Notes via Leslie Flores of the Transparency and Accountability Network
ATTY. RAUL PANGALANGAN. Former UP College of Law Dean Raul Pangalangan was the last of the five candidates in Day 2’s public interview. It was Dean Pangalangan’s fourth time to be scrutinized by the Judicial Bar Council (JBC) after being nominated and shortlisted three times in the past for the same position.
Aside from being a professor of and an expert on Constitutional and International Law, Dean Pangalangan is also an advocate of judicial reform as Chair of a non- government organization, Bantay Katarungan where he helped in the petition to Commission on Election to release the names of partylist representatives which they also won. He has also been engaged in what he calls a public interest practice of law doing pro bono work on cases involving public interest. He considers these two involvements his greatest contributions to the court when appointed.
In his two- term stint as Dean of the UP College of Law, he said that one of his accomplishments was his efforts to improve the quality of life of the students by raising funds for scholarship from donors with whom he made clear that the only thing he could give in return was a thank you.
His greatest challenge, on the other hand, was when the Supreme Court appointed him as amicus counsel in the impeachment of then Chief Justice Hilario Davide. While he believed that CJ Davide was innocent from the impeachment charges and that the case was not ripe for adjudication, he was also aware that there were rules to follow. He said he was glad that the case did not prosper.
Although he spent many years in the academe, he said that he is also familiar with the actual practice of law since he has done the works of a practicing lawyer in the early years of his career and with the limited private practice allowed by UP. His one foot, he said is in the academe and the other, in the actual practice. One of the biggest cases he handled was the reclassification of San Miguel Corporation stocks.
For him, the most important role of a justice in the judicial system is to judge properly.
One of the reforms he suggested to the court is the admissibility of cellular phone evidences citing the abduction of Jun Lozada in relation to the ZTE-NBN deal and the involvement of professional checkers to improve legal education. As a PHILJA lecturer on International Law, he suggested holding of workshops and interactive, hands-on training. He added that disciplining of judges should not be left to the Court alone because it islimited with various rules.
Contrary to some of the candidates that were interviewed, Dean Pangalangan did not think there is a need for charter change even in the selection process of justices saying that it can be improved and perfected. He said he can live with the text of the 1987 Constitution and that adjustments can be done in the interpretation. If constitutional amendment pushes through, he prefers constitutional convention rather than constituent assembly. And if ever a constituent assembly is formed, he believes that Congress and Senate should vote separately and resolve conflicts through the formation of a bicameral conference committee although he suspected that this would be challenged in the court.

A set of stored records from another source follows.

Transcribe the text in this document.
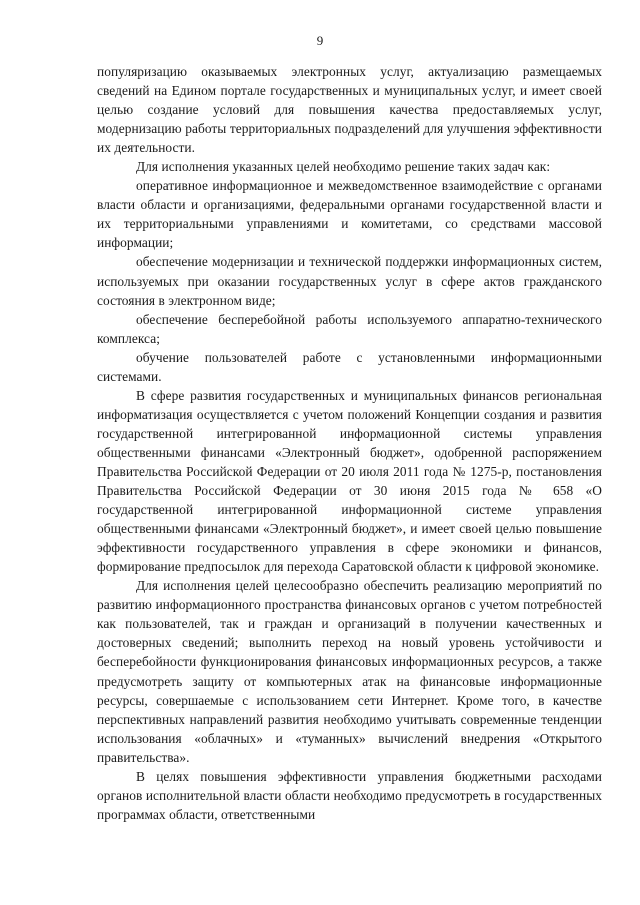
9

популяризацию оказываемых электронных услуг, актуализацию размещаемых сведений на Едином портале государственных и муниципальных услуг, и имеет своей целью создание условий для повышения качества предоставляемых услуг, модернизацию работы территориальных подразделений для улучшения эффективности их деятельности.

Для исполнения указанных целей необходимо решение таких задач как:

оперативное информационное и межведомственное взаимодействие с органами власти области и организациями, федеральными органами государственной власти и их территориальными управлениями и комитетами, со средствами массовой информации;

обеспечение модернизации и технической поддержки информационных систем, используемых при оказании государственных услуг в сфере актов гражданского состояния в электронном виде;

обеспечение бесперебойной работы используемого аппаратно-технического комплекса;

обучение пользователей работе с установленными информационными системами.

В сфере развития государственных и муниципальных финансов региональная информатизация осуществляется с учетом положений Концепции создания и развития государственной интегрированной информационной системы управления общественными финансами «Электронный бюджет», одобренной распоряжением Правительства Российской Федерации от 20 июля 2011 года № 1275-р, постановления Правительства Российской Федерации от 30 июня 2015 года № 658 «О государственной интегрированной информационной системе управления общественными финансами «Электронный бюджет», и имеет своей целью повышение эффективности государственного управления в сфере экономики и финансов, формирование предпосылок для перехода Саратовской области к цифровой экономике.

Для исполнения целей целесообразно обеспечить реализацию мероприятий по развитию информационного пространства финансовых органов с учетом потребностей как пользователей, так и граждан и организаций в получении качественных и достоверных сведений; выполнить переход на новый уровень устойчивости и бесперебойности функционирования финансовых информационных ресурсов, а также предусмотреть защиту от компьютерных атак на финансовые информационные ресурсы, совершаемые с использованием сети Интернет. Кроме того, в качестве перспективных направлений развития необходимо учитывать современные тенденции использования «облачных» и «туманных» вычислений внедрения «Открытого правительства».

В целях повышения эффективности управления бюджетными расходами органов исполнительной власти области необходимо предусмотреть в государственных программах области, ответственными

When asked on what should be done in case an international law is in conflict with the local law, Dean Pangalangan cited the Abbas vs Comelec which indicates that Philippine Constitution should prevail.
He was against death penalty since he did not think that it will solve crimes but the effective forensic investigation and prosecution. He added that the real penalty against criminals is to keep them in jail. He elaborated by saying that there are other ways to punish and more ways to deter crimes.
On the legality of same sex marriage, Dean Pangalangan said it is not legal because the law indicates marriage is between a man and a woman but homosexuals should be given equal protection in the law and that there should be an effort to break all barriers that discriminates homosexuals. He said that the Comelec decision excluding Ladlad as a partylist was lamentable.
On exempting 15 years and below from criminal prosecution, he said that what should be done is prepare proper jail and rehabilitation for the kids. They should not be exempted however, they should be placed in proper rehabilitation.
On how the court should respond if a judge is proven to have accepted bribe, he believes that he/she should be dismissed and disbarred and possibly charge criminally depending on the gravity of the offense but he is open to granting judicial clemency, after five years but within the bounds of law and ensuring that no special treatment is granted to them. What’s important, he said, is to stick with the standards.